The facility to comment on answers was removed “temporarily” some time ago, apparently because it tended to be used for bullying. This was a pity, as it also meant one couldn’t get feedback on one’s answers. There was also a vast amount of trolling and poes. In case you don’t know, Poes (as opposed to the Tellytubby Po) are named after Poe’s Law, which is the idea that in some circumstances it’s impossible to tell whether someone is in earnest or not because of the extremism of certain people’s opinions.
There was also, I think, a strong element of mental health issues on there. Sometimes this was entirely evident, such as people who considered themselves Targeted Individuals, and in that case it was interesting because they would block people who tried to help. In other cases, and I know this is a deprecated classification, they were neurotic rather than psychotic, and I would count myself in that number because without wishing to detract from people who are officially diagnosed, there was something obsessive and driven about my urge to answer. I can remember one day when it was practically all I did apart from eating and visiting the bathroom, and once I noticed that, I restrained myself. There were certain questions which were clearly being asked by the same person over and over again for months or years on end. There was, for example, a largely inexplicable series of questions on the design of the Collins Submarine Program, an Australian naval undertaking which seemed to have gone over-budget or been mismanaged in some way which had really raised the dander of a particular presumed ex-employee.

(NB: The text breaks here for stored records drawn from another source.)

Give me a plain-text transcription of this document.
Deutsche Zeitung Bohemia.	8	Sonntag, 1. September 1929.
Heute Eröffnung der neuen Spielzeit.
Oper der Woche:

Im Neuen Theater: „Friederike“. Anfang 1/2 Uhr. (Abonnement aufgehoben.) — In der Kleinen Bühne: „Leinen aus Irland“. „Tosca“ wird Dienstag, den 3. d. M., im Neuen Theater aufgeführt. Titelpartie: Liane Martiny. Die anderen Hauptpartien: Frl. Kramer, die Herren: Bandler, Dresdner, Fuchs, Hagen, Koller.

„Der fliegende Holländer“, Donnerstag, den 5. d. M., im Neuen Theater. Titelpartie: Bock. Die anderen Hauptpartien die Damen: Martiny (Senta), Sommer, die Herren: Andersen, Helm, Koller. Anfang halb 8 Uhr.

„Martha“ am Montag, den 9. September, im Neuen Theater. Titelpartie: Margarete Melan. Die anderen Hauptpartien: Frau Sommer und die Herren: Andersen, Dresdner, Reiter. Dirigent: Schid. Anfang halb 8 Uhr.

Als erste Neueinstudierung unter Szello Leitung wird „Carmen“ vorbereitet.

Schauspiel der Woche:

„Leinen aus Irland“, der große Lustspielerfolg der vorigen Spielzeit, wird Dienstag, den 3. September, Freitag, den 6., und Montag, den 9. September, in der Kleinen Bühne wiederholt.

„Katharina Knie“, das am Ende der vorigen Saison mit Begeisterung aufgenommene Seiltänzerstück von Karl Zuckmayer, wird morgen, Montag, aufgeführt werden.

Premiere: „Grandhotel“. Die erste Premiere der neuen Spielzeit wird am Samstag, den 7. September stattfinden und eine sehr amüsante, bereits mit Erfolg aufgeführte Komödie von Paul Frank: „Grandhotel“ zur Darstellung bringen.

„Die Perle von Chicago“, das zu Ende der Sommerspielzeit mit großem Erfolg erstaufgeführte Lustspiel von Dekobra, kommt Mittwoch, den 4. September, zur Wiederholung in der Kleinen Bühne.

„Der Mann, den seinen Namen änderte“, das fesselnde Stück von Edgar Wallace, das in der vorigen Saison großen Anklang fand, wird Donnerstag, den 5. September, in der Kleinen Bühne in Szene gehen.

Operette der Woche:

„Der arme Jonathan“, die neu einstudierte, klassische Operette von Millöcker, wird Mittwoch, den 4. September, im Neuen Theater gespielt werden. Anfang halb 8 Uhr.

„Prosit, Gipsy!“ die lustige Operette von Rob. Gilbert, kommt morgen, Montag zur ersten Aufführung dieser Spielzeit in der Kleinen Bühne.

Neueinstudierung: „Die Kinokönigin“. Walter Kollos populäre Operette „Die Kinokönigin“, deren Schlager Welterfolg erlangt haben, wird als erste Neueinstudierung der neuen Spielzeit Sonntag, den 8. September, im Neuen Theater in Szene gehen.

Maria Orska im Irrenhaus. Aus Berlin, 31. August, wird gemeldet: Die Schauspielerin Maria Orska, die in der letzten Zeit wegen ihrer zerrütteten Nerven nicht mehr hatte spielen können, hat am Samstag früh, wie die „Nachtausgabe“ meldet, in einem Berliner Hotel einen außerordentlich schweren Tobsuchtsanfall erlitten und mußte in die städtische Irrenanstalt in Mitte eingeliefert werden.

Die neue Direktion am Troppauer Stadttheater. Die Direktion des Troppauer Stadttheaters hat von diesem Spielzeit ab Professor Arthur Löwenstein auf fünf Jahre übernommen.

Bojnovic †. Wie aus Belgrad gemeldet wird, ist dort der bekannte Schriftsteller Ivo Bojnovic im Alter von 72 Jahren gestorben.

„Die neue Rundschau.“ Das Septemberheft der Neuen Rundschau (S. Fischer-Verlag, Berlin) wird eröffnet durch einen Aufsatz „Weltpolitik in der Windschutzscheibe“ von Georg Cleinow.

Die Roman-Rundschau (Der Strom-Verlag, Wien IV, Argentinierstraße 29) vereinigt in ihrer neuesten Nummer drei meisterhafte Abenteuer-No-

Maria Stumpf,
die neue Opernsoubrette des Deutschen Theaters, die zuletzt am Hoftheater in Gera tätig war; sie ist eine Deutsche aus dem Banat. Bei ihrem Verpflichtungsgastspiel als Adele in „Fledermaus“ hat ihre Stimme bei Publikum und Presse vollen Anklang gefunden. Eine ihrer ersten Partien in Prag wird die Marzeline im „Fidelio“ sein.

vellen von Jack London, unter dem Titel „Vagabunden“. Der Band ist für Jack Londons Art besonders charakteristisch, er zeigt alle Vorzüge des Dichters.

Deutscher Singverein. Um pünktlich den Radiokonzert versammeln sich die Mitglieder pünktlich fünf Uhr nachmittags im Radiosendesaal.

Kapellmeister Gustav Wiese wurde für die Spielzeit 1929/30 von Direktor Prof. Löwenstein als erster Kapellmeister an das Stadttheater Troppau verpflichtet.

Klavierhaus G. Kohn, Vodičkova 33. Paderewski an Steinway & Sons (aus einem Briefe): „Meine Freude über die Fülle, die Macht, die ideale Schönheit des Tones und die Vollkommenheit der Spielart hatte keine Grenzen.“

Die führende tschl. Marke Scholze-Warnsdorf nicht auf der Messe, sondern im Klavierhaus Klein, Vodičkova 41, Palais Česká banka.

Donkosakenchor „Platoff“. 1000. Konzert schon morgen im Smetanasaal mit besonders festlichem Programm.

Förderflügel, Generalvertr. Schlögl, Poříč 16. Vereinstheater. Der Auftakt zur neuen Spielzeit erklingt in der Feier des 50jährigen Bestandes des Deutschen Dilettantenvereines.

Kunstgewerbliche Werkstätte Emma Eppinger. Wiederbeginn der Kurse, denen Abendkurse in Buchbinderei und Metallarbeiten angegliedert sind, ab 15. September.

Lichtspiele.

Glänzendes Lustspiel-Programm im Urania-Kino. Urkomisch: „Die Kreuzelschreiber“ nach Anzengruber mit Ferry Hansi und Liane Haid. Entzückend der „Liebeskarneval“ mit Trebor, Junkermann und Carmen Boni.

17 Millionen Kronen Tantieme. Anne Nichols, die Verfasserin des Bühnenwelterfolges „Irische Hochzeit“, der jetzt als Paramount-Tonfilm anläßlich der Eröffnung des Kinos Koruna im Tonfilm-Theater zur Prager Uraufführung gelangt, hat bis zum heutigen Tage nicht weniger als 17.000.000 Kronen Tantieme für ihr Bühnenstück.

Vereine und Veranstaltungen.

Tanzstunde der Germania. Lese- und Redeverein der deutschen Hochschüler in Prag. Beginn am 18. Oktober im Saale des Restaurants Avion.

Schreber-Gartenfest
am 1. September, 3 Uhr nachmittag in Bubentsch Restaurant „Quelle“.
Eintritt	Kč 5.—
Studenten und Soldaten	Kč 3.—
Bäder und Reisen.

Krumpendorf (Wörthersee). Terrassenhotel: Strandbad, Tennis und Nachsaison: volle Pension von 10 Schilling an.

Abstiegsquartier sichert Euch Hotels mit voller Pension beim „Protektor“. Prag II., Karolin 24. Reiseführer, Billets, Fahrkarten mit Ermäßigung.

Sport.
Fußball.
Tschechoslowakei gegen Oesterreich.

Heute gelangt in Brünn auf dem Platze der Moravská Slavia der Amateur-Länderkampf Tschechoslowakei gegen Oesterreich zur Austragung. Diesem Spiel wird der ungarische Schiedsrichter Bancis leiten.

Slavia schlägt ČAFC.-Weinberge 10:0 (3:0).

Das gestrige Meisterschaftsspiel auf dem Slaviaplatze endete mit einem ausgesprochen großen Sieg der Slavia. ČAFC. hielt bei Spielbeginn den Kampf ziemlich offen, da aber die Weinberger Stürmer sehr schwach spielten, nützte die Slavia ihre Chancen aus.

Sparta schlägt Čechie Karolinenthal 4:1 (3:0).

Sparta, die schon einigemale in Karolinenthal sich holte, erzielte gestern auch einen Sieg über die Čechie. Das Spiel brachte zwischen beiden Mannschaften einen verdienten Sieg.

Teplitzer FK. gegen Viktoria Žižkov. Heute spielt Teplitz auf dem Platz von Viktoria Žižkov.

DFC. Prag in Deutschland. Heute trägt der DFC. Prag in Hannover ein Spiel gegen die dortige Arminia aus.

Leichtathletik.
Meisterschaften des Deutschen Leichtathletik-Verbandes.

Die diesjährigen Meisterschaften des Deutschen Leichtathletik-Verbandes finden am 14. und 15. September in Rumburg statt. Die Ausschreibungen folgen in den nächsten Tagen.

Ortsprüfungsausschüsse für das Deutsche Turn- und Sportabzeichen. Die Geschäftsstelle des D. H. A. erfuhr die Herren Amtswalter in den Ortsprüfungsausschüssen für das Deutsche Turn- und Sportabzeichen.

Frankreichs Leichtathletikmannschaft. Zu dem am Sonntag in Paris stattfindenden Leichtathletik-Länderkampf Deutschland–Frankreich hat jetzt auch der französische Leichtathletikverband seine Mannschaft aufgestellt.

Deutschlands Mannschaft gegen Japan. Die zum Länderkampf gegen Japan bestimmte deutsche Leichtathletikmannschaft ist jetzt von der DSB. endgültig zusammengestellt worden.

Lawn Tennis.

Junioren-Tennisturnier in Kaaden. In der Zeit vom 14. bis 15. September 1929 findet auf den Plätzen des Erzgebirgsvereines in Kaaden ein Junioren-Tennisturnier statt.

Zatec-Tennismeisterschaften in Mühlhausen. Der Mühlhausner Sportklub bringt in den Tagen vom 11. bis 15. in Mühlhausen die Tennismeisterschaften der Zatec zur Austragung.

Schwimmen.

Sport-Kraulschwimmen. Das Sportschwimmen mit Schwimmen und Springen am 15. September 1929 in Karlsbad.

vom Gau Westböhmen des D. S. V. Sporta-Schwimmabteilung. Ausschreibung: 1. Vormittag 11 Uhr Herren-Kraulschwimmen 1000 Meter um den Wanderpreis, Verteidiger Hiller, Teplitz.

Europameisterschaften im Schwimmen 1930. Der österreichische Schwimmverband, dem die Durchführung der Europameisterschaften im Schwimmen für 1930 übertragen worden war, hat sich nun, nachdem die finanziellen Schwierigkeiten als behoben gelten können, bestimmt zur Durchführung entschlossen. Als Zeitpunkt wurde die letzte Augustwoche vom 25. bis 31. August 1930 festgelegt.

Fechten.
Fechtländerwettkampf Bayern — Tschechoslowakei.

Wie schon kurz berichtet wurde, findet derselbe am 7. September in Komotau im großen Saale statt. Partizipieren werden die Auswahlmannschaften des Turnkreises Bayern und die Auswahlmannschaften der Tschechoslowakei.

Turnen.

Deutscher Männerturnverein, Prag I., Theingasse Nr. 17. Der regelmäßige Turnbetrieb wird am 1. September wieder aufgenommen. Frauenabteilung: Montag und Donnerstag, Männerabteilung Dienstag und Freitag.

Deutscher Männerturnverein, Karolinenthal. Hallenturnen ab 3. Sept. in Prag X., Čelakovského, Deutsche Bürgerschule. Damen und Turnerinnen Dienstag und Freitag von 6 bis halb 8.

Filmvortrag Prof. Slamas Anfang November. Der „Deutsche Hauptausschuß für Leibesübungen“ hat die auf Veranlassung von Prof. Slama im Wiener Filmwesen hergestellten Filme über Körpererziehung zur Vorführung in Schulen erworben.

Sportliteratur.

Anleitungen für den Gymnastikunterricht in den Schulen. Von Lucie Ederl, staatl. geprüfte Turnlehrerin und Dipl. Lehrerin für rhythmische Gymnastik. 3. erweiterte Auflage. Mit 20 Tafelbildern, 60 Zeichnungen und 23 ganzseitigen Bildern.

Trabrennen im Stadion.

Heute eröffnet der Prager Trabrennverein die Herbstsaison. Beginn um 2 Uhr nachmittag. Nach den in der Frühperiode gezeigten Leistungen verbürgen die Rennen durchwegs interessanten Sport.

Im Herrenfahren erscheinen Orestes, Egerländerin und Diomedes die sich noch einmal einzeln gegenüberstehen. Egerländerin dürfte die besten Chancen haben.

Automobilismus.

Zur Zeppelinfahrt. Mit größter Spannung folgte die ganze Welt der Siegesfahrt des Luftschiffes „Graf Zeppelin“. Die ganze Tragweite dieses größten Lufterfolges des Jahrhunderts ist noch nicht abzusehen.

Another one repeatedly referred to “unruly women priests”, which always made me think of bad hair days. One of the most recent attempted to contrast “trans” with “normal” as opposed to “cis”, and there were I hope unsubstantiated rumours about the person posting those questions which I won’t repeat here. And this is the thing. You could never work out why the questions were really being posted, who had an axe to grind or whether anything they said was true, and if not whether they were lying or deceived.
It wasn’t helped by the fact that it was basically abandoned by moderators. Questions could be removed easily with a complaint without any apparent review of their content, although this never happened to me so far as I can remember.
It seems that I now have the chance to download my content if I wish. I shudder to think how big that file might be, because given both accounts it amounts to fifteen years of possible timewasting. One personally interesting aspect of it is that it would probably catalogue my disillusionment with Christianity in the mid-‘noughties, coming back to the Church at the end of that decade and various other developments since.
It’s easy to become contemptous of others in that environment, perhaps by osmosis from other users, and I hope I resisted that. It’s a test of character to use such a place without succumbing to the sociopathy, but I think I succeeded. There were local celebrities, notably a Methodist woman called Fireball who I personally liked but was unaccountably hated by many other users.
Probably the saddest thing about all this is that there are probably people out there who just want to know things like how to fix their brake lights or have their spelling and grammar checked by a human being who aren’t going to be able to do that now. I will definitely miss the place, and unfortunately it probably means you’re going to get a lot more blogs. Sorry.